Ren rió con ganas, abrazando el ramo con fuerza, rodeada de todos los que amaba. El lugar, aunque aún en remodelación, empezaba a parecer un hogar otra vez. Y por primera vez en mucho tiempo, el futuro ya no parecía una amenaza, sino una promesa.

—Vamos —dijo—. Tenemos que seguir acomodando. La clínica abre en dos semanas, y quiero que este lugar esté perfecto.

—¡A la orden, jefa! —respondieron todos a coro, mientras la tarde comenzaba a llenarse de risas, olor a flores, arte y nuevas esperanzas.

Y mientras todos compartían ese instante, ajenos al mundo exterior, nadie notó los ojos que los observaban desde la otra acera.

Azules. Fríos. Penetrantes.

Desde la sombra proyectada por un edificio, un hombre permanecía inmóvil, apenas una figura entre la penumbra de la ciudad que comenzaba a apagarse con el atardecer. El bullicio del interior no lo alcanzaba. Solo observaba, con una calma venenosa.

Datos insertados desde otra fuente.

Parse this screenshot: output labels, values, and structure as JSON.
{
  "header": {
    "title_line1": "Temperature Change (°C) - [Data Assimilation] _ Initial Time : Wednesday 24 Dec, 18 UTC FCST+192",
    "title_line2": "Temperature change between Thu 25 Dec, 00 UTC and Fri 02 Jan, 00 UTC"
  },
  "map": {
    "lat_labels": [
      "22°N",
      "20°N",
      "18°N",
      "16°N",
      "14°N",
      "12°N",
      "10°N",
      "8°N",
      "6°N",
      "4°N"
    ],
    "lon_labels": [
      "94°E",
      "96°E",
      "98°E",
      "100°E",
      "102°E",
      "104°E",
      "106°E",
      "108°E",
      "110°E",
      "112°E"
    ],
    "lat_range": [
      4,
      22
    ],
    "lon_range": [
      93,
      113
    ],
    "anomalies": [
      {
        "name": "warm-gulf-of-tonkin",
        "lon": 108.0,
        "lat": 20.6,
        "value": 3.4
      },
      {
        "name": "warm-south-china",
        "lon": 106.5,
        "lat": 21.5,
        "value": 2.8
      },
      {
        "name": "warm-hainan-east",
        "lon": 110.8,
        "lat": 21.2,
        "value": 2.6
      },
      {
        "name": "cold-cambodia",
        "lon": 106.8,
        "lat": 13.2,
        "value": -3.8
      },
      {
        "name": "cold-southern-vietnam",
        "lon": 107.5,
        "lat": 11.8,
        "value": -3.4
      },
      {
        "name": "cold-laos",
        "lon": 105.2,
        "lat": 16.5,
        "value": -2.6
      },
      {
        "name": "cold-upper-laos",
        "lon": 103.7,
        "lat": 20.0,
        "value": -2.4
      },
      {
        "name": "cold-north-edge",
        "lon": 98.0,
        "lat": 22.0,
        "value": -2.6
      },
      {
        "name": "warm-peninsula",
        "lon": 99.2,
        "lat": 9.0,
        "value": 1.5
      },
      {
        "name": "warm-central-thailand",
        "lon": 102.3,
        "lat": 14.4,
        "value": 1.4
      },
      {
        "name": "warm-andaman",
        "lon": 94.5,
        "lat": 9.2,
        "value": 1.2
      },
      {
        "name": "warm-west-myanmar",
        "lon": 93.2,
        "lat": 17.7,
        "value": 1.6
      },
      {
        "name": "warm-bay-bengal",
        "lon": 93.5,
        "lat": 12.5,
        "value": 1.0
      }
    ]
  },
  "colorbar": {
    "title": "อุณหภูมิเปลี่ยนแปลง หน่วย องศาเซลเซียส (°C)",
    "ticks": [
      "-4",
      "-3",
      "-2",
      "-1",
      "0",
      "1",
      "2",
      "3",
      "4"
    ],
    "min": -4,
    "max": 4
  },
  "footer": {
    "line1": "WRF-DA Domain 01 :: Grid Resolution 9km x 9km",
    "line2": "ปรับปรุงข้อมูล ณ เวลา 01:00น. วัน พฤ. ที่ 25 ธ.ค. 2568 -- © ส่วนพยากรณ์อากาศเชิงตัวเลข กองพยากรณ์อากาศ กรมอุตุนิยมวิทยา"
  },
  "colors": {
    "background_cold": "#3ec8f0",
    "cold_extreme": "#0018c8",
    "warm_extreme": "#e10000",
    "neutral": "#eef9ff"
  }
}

—Al fin te encontré —murmuró, con voz baja y rasposa, mientras se pasaba lentamente el pulgar por el labio inferior, como si saboreara el momento.

Una sonrisa ladeada se dibujó en su rostro, cruel, calculadora. El tipo acomodó su chaqueta oscura con elegancia perezosa, revelando parte de su cuello. Y allí, extendiéndose hacia la nuca, como si emergiera directamente de su columna, se veía la cabeza de un dragón tatuado: la boca entreabierta, los colmillos afilados, los ojos inyectados en tinta.